Although the above explanation was made only in relation to an organic EL panel, the dim-out method of the present invention may also be favorably implemented in other display devices that similarly contain TFTs and other components, such as, for example, a vacuum fluorescence display device.

In summary, according to the present embodiment, a pixel dim-out process can be conducted by irradiating a laser beam on a semiconductor layer of the corresponding pixel. More specifically, in this process, the crystal structure of the semiconductor layer is destructed at a micro level to increase resistance, thereby executing electrical disconnection. In this manner, a favorable dim-out process that achieves dimming out of defective pixels basically without damaging other components can be performed.

In the present embodiment, a thin film transistor includes a semiconductor layer formed on a glass substrate, and a gate electrode arranged over the semiconductor layer, with a gate insulation film disposed there between. The laser beam is preferably irradiated on the semiconductor layer through the glass substrate such that the irradiated laser beam is reflected by the gate electrode. In this manner, laser irradiation on other portions can be avoided, reliably preventing generation of undesirable influences in other components.

The laser beam preferably is a UV laser beam, which achieves electrical disconnection of a semiconductor layer without negatively affecting the metal component.

Claims

1. A method for dimming out a defective pixel in an EL panel having, in each of pixels arranged in a matrix, an EL emissive element and a thin film transistor for controlling an electric current supplied to the EL emissive element, the method comprising:selectively irradiating a laser beam on at least one portion of a semiconductor layer constituting the thin film transistor, so as to increase a resistance value of the portion of the semiconductor layer and thereby dim out the corresponding pixel.

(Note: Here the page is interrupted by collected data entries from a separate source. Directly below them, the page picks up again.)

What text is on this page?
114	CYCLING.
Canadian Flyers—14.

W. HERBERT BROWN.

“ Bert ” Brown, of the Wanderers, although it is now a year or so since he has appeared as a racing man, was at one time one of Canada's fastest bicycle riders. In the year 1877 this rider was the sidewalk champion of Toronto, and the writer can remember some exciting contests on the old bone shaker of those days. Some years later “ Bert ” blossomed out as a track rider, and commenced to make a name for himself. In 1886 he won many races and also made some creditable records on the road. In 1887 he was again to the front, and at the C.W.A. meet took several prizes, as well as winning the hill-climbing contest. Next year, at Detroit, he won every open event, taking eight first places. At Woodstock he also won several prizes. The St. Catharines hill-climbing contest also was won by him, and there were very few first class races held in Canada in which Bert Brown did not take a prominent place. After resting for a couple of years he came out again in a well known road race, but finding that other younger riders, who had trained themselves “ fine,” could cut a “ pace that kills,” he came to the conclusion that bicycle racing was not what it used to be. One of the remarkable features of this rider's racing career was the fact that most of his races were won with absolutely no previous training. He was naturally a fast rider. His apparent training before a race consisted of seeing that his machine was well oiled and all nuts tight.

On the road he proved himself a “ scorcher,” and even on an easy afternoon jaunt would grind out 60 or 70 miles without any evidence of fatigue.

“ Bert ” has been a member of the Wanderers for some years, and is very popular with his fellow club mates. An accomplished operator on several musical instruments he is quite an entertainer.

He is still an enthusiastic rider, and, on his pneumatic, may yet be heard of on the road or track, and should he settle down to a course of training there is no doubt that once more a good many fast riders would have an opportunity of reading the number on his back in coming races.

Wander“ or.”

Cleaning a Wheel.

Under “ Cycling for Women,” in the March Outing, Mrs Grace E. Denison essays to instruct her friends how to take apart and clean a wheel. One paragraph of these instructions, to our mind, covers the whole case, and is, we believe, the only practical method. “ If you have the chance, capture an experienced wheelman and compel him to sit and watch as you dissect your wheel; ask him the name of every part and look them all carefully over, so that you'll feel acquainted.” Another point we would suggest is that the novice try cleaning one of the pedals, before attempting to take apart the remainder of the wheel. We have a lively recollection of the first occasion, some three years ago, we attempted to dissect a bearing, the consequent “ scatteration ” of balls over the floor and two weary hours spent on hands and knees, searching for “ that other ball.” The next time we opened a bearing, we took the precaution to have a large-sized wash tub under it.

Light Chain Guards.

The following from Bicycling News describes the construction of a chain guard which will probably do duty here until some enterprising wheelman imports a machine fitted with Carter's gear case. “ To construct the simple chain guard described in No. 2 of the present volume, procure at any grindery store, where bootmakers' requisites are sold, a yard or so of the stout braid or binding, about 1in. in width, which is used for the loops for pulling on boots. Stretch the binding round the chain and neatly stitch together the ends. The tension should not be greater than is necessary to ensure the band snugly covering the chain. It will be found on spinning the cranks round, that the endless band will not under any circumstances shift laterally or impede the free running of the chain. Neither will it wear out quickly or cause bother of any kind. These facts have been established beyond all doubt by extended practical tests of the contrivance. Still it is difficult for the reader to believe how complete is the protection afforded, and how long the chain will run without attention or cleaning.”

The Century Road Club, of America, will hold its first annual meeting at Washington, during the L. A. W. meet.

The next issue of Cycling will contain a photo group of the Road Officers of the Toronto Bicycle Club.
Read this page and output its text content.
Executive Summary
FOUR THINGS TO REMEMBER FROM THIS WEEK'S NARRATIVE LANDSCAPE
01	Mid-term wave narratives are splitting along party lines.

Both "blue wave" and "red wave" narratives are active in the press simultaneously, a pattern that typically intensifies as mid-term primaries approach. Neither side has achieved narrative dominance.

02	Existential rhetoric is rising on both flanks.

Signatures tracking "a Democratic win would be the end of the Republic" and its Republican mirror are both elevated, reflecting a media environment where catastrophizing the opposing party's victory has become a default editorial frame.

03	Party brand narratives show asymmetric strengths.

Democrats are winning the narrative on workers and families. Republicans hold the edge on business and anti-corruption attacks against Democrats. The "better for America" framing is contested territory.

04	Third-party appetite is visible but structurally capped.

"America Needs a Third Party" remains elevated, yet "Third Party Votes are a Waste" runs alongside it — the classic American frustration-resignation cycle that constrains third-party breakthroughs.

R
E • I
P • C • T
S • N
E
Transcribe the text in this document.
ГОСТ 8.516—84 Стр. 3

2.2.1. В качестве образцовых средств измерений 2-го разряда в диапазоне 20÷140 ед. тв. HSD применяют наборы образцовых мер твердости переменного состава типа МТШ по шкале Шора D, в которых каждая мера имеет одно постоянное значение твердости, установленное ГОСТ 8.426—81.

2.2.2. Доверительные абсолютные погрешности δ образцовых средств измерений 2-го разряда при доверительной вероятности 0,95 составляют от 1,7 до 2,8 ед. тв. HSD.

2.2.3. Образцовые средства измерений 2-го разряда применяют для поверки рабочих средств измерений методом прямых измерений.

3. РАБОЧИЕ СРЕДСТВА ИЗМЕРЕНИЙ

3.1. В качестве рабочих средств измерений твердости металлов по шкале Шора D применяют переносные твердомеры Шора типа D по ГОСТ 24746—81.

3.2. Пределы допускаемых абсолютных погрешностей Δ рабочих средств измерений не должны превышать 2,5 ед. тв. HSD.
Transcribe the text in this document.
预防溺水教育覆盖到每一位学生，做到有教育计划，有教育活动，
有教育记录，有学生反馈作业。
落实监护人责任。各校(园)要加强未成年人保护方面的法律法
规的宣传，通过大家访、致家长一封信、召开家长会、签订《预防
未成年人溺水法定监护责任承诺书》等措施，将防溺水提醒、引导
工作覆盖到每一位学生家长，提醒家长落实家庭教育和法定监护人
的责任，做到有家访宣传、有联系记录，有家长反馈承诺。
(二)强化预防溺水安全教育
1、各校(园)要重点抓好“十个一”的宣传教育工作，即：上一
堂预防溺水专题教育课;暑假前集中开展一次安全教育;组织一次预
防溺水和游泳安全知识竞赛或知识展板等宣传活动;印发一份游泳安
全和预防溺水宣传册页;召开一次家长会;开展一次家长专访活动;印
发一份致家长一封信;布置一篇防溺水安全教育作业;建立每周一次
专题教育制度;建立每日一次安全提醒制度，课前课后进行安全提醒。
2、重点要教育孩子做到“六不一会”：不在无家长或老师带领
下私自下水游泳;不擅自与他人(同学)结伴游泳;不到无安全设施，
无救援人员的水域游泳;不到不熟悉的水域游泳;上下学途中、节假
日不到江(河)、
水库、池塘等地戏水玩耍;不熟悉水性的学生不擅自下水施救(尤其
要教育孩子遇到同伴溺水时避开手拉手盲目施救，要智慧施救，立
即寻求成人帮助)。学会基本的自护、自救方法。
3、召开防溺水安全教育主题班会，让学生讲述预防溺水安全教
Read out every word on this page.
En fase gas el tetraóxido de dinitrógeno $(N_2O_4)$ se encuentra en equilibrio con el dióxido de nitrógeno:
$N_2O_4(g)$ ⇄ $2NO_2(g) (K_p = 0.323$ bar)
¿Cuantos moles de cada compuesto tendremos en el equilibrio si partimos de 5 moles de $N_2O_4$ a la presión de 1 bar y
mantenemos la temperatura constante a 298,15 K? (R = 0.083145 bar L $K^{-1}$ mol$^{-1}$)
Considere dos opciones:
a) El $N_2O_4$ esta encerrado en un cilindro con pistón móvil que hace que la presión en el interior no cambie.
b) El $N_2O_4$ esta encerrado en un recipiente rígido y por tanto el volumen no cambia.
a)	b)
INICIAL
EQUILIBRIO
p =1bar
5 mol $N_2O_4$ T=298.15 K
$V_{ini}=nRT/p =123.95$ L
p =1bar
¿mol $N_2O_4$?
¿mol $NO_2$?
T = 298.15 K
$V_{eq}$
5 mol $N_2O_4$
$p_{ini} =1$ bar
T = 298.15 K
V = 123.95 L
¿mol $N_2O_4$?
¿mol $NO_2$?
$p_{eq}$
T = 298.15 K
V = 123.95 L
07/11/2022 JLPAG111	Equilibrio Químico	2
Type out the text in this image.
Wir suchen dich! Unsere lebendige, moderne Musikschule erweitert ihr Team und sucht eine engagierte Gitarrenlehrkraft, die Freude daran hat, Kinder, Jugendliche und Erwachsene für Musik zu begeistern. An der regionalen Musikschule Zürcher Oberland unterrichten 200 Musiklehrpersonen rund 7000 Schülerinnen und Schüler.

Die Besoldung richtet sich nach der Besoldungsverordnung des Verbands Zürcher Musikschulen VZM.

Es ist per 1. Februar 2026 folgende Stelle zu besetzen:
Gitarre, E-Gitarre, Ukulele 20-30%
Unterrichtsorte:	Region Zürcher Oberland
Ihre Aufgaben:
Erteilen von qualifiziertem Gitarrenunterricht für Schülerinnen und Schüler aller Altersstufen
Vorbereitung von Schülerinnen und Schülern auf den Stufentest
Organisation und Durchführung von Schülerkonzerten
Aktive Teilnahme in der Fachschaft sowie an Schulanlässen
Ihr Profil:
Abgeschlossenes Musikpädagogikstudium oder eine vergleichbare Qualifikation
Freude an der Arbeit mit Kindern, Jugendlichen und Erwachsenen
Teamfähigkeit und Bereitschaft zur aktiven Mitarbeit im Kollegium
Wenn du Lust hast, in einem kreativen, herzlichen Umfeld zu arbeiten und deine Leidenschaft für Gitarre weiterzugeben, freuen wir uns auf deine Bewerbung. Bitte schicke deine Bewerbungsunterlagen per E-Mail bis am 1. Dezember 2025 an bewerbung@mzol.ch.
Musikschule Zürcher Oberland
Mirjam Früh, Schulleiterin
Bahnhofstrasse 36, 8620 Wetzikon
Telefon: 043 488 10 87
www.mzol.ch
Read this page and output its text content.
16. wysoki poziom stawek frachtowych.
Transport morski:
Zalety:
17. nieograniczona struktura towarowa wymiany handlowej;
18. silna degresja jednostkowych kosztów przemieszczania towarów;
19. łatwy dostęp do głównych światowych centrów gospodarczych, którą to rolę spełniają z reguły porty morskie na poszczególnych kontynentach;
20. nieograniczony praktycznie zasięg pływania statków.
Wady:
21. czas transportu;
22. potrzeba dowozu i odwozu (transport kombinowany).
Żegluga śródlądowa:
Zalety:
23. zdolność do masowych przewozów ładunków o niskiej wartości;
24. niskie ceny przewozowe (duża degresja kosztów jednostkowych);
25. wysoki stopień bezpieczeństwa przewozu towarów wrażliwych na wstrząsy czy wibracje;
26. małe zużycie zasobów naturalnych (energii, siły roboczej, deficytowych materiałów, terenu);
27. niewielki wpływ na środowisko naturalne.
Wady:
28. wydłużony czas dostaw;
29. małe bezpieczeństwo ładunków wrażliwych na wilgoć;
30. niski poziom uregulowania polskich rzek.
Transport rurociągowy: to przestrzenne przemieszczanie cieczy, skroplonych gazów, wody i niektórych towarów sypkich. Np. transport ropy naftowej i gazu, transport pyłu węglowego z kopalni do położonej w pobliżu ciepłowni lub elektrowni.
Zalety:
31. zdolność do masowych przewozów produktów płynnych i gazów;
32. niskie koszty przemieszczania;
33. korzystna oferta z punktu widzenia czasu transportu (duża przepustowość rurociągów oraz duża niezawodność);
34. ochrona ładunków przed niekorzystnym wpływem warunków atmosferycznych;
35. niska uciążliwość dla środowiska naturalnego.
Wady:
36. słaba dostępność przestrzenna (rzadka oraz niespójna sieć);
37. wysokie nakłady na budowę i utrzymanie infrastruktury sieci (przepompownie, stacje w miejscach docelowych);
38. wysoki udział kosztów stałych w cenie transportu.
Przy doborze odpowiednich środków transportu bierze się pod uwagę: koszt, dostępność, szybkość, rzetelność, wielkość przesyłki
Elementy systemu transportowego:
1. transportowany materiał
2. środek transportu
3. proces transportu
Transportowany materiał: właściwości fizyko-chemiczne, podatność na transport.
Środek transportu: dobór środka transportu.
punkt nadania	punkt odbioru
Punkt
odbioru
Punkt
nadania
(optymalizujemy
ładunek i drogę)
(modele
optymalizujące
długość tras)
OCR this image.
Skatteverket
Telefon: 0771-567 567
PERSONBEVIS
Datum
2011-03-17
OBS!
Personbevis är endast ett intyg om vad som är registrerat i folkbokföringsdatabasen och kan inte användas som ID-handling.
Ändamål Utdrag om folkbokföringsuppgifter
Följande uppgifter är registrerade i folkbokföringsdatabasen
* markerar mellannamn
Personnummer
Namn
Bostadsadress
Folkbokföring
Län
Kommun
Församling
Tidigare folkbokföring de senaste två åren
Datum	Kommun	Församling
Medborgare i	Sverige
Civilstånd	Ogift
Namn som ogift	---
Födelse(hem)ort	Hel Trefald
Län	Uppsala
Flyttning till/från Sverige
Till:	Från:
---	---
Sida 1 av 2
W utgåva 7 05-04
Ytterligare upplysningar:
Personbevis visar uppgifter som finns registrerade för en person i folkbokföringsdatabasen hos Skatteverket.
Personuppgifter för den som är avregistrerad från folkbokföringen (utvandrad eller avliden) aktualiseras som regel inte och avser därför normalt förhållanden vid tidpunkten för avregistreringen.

2. A dim-out method for an EL panel as defined in claim 1, wherein the laser beam is irradiated from an underside on a portion of the semiconductor layer having a metal layer disposed thereover, such that the irradiated laser beam is reflected by the metal layer.

3. A dim-out method for an EL panel as defined in claim 1, whereinthe thin film transistor includes the semiconductor layer formed on a glass substrate, and a gate electrode arranged over the semiconductor layer, with a gate insulation film disposed therebetween; and the laser beam is irradiated on the semiconductor layer through the glass substrate such that the irradiated laser beam is reflected by the gate electrode.

4. A dim-out method for an EL panel as defined in claim 1, wherein the laser beam is a UV laser beam.

5. An EL panel comprising a defective pixel dimmed out by a dim-out method for an EL panel, the method includes selectively irradiating a laser beam on at least one portion of a semiconductor layer constituting a thin film transistor, so as to increase a resistance value of the portion of the semiconductor layer and thereby dim out the defective pixel.